Марта на секундочку отозвала Марка к чунити и тихо, так, чтобы никто не слышал, пробубнила:
– Только не ори от радости. Мне уже можно. Хотя пока лучше в анус. Так что не напивайся.
– Ну что же, давайте выпьем за завтрашний день? – сказал Стрелков.

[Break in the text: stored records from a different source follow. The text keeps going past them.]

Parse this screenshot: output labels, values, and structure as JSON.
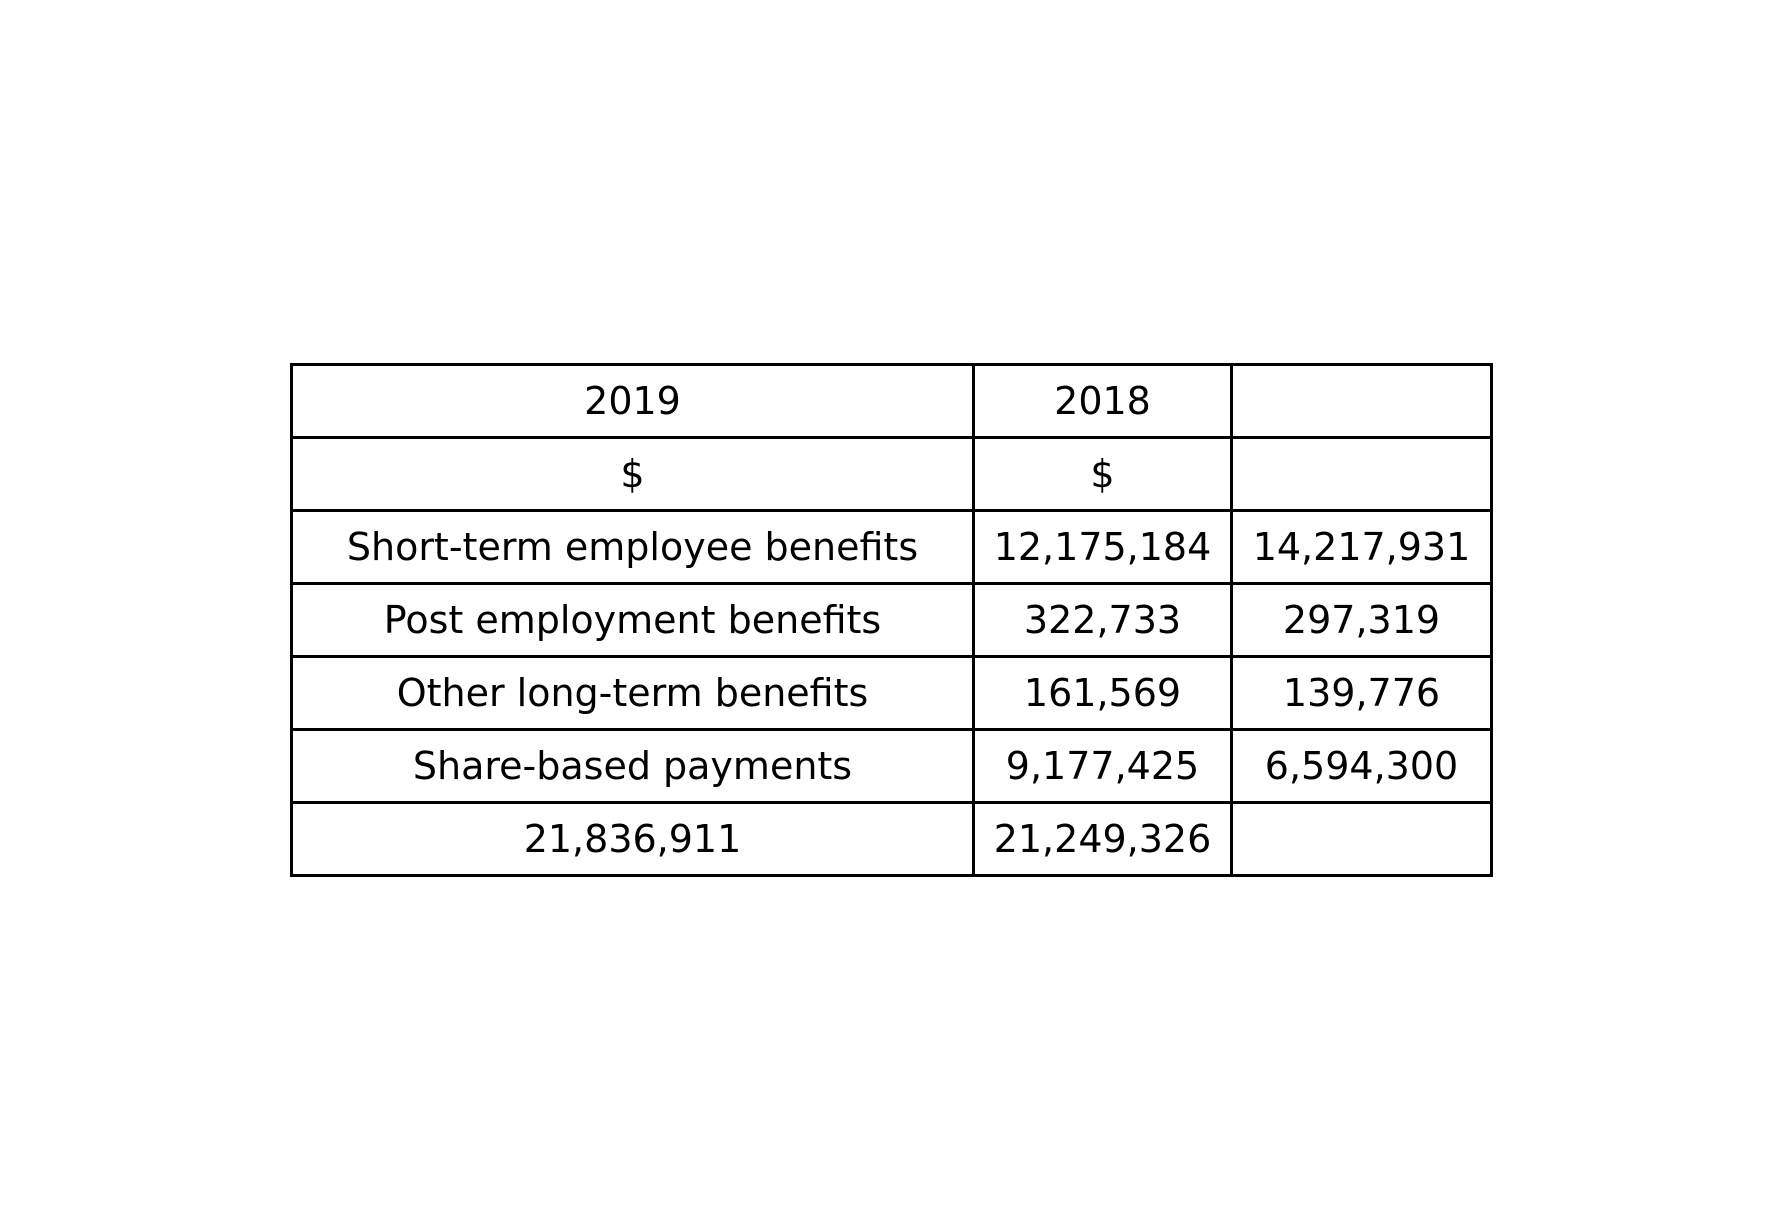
{
  "table": {
    "rows": [
      [
        "2019",
        "2018",
        ""
      ],
      [
        "$",
        "$",
        ""
      ],
      [
        "Short-term employee benefits",
        "12,175,184",
        "14,217,931"
      ],
      [
        "Post employment benefits",
        "322,733",
        "297,319"
      ],
      [
        "Other long-term benefits",
        "161,569",
        "139,776"
      ],
      [
        "Share-based payments",
        "9,177,425",
        "6,594,300"
      ],
      [
        "21,836,911",
        "21,249,326",
        ""
      ]
    ]
  }
}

– Давайте сначала помянем тех, кто уже не сможет с нами выпить, – сказал Петровский.
Возражений не было.
Они выпили, закусили, выпили за свободу, поели, и когда уже сидели, расслабившись, Марк рассказал, как он готовил побег, а ребята рассказывали о жизни на каторге.
Так прошла пара часов.
– Мне кажется, вам всем пора поспать, – сказала Марта. – Давайте я покажу вам ваши комнаты. Время поговорить ещё будет.
– Хорошо, – сказал немного захмелевший Марк. – Спален приготовлено шесть, так что сможете выбрать.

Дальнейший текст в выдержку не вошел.